Cellular Examination

  • Cells present in ascitic fluid include leukocytes, abundant mesothelial cells and macrophages, including lipophages.

    • RBC counts greater than 100,000/μL are indicative of blunt trauma injuries.

    • Normal WBC counts are less than 350 cells/μL, and the count increases with bacterial peritonitis and cirrhosis.

      • An absolute neutrophil count greater than 250 cells/μL or greater than 50% of the total WBC count is indicative of infection.

    • Lymphocytes are the predominant cell in tuberculosis.

  • Microorganisms including bacteria, yeast and Toxoplasma gondii may also be present.

  • Malignant cells of ovarian, prostatic and colonic origin often containing mucin-filled vacuoles are frequently seen.
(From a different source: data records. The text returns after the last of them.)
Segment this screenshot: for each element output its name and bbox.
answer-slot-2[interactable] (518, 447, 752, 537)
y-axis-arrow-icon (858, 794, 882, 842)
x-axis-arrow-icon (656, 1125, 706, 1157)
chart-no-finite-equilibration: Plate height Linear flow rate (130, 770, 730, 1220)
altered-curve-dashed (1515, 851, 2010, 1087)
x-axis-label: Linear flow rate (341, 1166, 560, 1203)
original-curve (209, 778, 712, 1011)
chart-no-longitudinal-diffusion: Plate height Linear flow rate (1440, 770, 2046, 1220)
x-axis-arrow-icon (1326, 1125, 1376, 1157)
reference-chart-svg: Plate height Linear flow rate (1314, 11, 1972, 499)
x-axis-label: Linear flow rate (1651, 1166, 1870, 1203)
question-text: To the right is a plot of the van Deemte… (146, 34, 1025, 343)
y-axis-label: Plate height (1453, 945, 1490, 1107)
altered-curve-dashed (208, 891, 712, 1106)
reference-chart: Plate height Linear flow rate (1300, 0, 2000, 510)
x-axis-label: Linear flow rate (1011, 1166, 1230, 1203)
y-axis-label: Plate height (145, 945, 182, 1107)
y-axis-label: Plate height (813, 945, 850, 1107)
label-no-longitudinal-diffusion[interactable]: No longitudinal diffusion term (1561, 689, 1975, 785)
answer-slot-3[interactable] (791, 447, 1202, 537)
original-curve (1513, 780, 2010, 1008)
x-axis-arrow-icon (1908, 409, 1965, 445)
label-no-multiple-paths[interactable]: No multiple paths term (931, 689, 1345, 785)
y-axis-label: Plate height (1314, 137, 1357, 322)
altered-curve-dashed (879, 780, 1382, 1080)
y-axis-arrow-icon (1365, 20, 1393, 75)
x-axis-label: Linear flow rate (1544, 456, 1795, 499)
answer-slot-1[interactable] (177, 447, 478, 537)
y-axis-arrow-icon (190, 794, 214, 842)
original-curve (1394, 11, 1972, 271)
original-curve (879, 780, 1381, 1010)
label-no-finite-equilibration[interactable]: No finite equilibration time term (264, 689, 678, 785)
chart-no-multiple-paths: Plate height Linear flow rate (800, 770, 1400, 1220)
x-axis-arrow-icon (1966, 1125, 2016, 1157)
  • Psammoma bodies containing concentric striations of collagen-like material can be seen in benign conditions and are also associated with ovarian and thyroid malignancies.

  • The presence of mucin-16 (CA 125) antigen with a negative CEA suggests the source is from the ovaries, fallopian tubes or endometrium.

Chemical Testing

Parameter

Important Values

Clinical Significance

glucose

decreased below serum levels

bacterial and tubercular peritonitis or malignancy

amylase

increased

pancreatitis or gastrointestinal perforations

alkaline phosphatase

increased

intestinal perforation

blood urea nitrogen, creatinine

ruptured bladder or accidental puncture of the bladder during the paracentesis

Microbiologic Testing

  • Bacterial cultures and Gram staining for both aerobes and anaerobes are performed when bacterial peritonitis is suspected.

    • Inoculation of fluid into blood culture bottles at the bedside increases the recovery of anaerobic organisms.

  • Acid-fast stains, adenosine deaminase and cultures for tuberculosis may also be requested.